昭和25年に始まった玉川の通信教育は、今年で67年目を迎えます。これまでの入学生は約25万人、卒業生は1万人に達しようとしています。沢山の方々が、通信教育で学ばれ、玉川の丘でスクーリング授業を受けられています。皆さんの、学びを通して「夢」を実現しようという思いは同じなのではないでしょうか。学士をめざす方、免許や資格取得をめざす方、さらに学びを深めたい方等々、それぞれの学びの先には皆さんの「夢」があることと思います。
玉川大学通信教育課程では、建学の精神である全人教育の「生涯学べ」の理念を実践しています。まず、日本の通信教育の先鞭をつけた玉川大学ですから、きめ細かい教育システムが用意されています。授業や教材だけでなく、学びを支える体制も充実しています。また、創始者の小原國芳は、日本の将来の教育を担うすぐれた人材を育てたいという熱い思いで通信教育をはじめましたので、「教員養成の玉川」として、免許状取得のためのシステムは、より充実しています。教育実習にあたっては教職サポートルームの教員が指導をしますが、これらの教員は、校長経験者や教育委員会などの教育現場の専門家です。また、沢山の玉川大学通信教育課程の出身者が全国の学校で活躍しているため、実習先で卒業生のサポートを得られる機会が多いことも特徴です。

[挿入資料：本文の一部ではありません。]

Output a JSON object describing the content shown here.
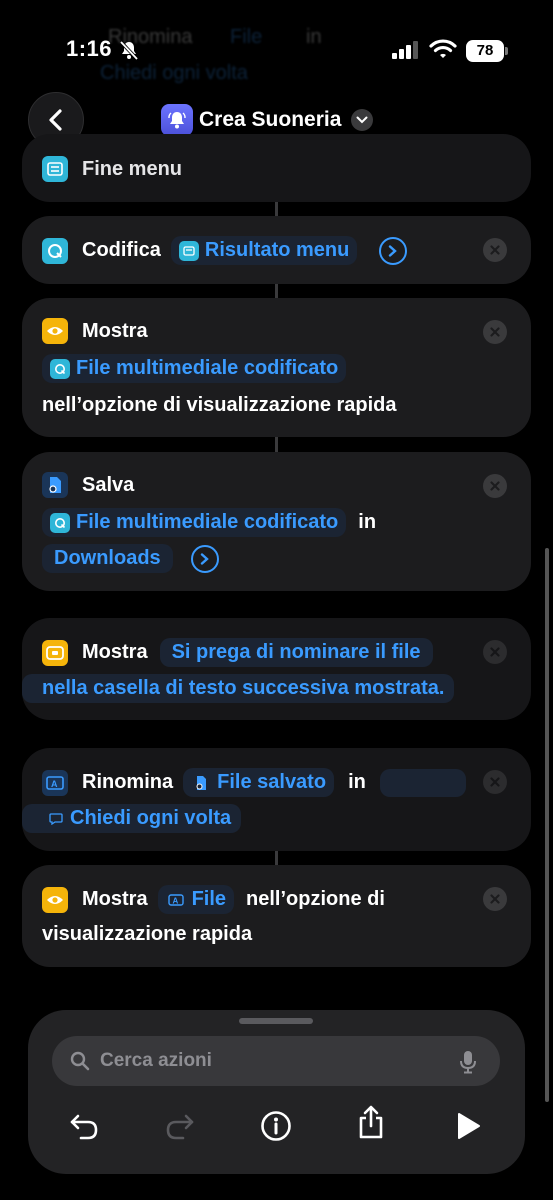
{
  "status_bar": {
    "time": "1:16",
    "battery": "78"
  },
  "ghost": {
    "action": "Rinomina",
    "token": "File",
    "preposition": "in",
    "token2": "Chiedi ogni volta"
  },
  "nav": {
    "title": "Crea Suoneria"
  },
  "actions": {
    "fine_menu": {
      "label": "Fine menu"
    },
    "codifica": {
      "verb": "Codifica",
      "token": "Risultato menu"
    },
    "mostra1": {
      "verb": "Mostra",
      "token": "File multimediale codificato",
      "suffix": "nell’opzione di visualizzazione rapida"
    },
    "salva": {
      "verb": "Salva",
      "token": "File multimediale codificato",
      "preposition": "in",
      "token2": "Downloads"
    },
    "mostra2": {
      "verb": "Mostra",
      "token_line1": "Si prega di nominare il file",
      "token_line2": "nella casella di testo successiva mostrata."
    },
    "rinomina": {
      "verb": "Rinomina",
      "token": "File salvato",
      "preposition": "in",
      "token2": "Chiedi ogni volta"
    },
    "mostra3": {
      "verb": "Mostra",
      "token": "File",
      "suffix_line1": "nell’opzione di",
      "suffix_line2": "visualizzazione rapida"
    }
  },
  "bottom": {
    "search_placeholder": "Cerca azioni"
  },
  "colors": {
    "accent": "#3a9bff",
    "card": "#1c1c1e",
    "background": "#000000"
  }
}
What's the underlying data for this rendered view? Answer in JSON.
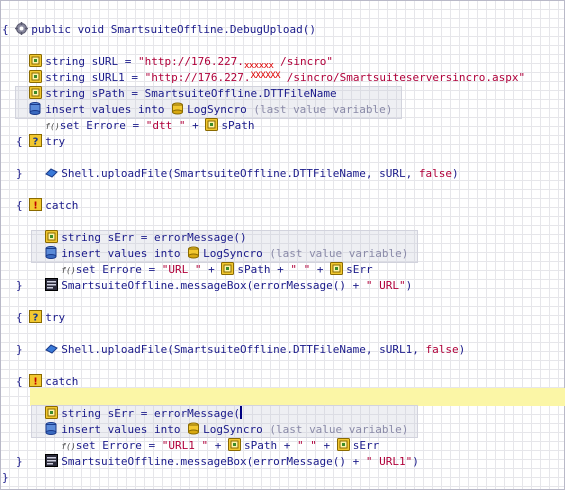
{
  "editor": {
    "header": "public void SmartsuiteOffline.DebugUpload()",
    "brace_open": "{",
    "brace_close": "}",
    "sURL_decl": "string sURL = ",
    "sURL_val_a": "\"http://176.227.",
    "sURL_mask": "xxxxxx",
    "sURL_val_b": " /sincro\"",
    "sURL1_decl": "string sURL1 = ",
    "sURL1_val_a": "\"http://176.227.",
    "sURL1_mask": "XXXXXX",
    "sURL1_val_b": " /sincro/Smartsuiteserversincro.aspx\"",
    "sPath_decl": "string sPath = SmartsuiteOffline.DTTFileName",
    "insert_text": "insert values into ",
    "table_name": "LogSyncro",
    "last_value_comment": "(last value variable)",
    "fx_label": "f()",
    "set_errore_1a": "set Errore = ",
    "set_errore_1b": "\"dtt \"",
    "plus": " + ",
    "sPath_name": "sPath",
    "try_label": "try",
    "catch_label": "catch",
    "upload_1a": "Shell.uploadFile(SmartsuiteOffline.DTTFileName, sURL, ",
    "upload_2a": "Shell.uploadFile(SmartsuiteOffline.DTTFileName, sURL1, ",
    "false_kw": "false",
    "close_paren": ")",
    "sErr_decl": "string sErr = errorMessage()",
    "sErr_decl_b_prefix": "string sErr = errorMessage(",
    "set_errore_2a": "set Errore = ",
    "str_url": "\"URL \"",
    "str_url1": "\"URL1 \"",
    "str_space": "\" \"",
    "sErr_name": "sErr",
    "msgbox_prefix": "SmartsuiteOffline.messageBox(errorMessage() + ",
    "msg_url": "\" URL\"",
    "msg_url1": "\" URL1\"",
    "msg_suffix": ")"
  },
  "icons": {
    "gear": "gear-icon",
    "variable": "variable-icon",
    "database": "database-insert-icon",
    "function": "function-icon",
    "try": "try-block-icon",
    "catch": "catch-block-icon",
    "shell": "shell-icon",
    "messagebox": "messagebox-icon"
  },
  "colors": {
    "keyword": "#1a1a8a",
    "string": "#b0003a",
    "comment": "#8a8aa8",
    "mask": "#e00000",
    "highlight": "#fbf6a6"
  }
}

通信の学び方は「個別学習」が主体となるため、時と場所を選ばず便利である反面、時間や自分との闘いになり、辛く大変な思いを抱えることも多いかも知れません。そのような思いを教員や学生同士のかかわりの中で共有でき、解決の道を探せる機会がスクーリングです。人とのかかわりを大切にするのも、玉川大学の特徴なので、夏のスクーリングでは、学生会主催の「通大祭」や「丘の終鈴」などの、思い出に残る経験もできます。さらに、全国の支部では学習会などを通じて交流を図っています。
このように私たちは、いろいろな場面や方法で、皆さんを応援しています。玉川大学通信教育課程で学ぶことで皆さんの「夢」が実現できることを願っています。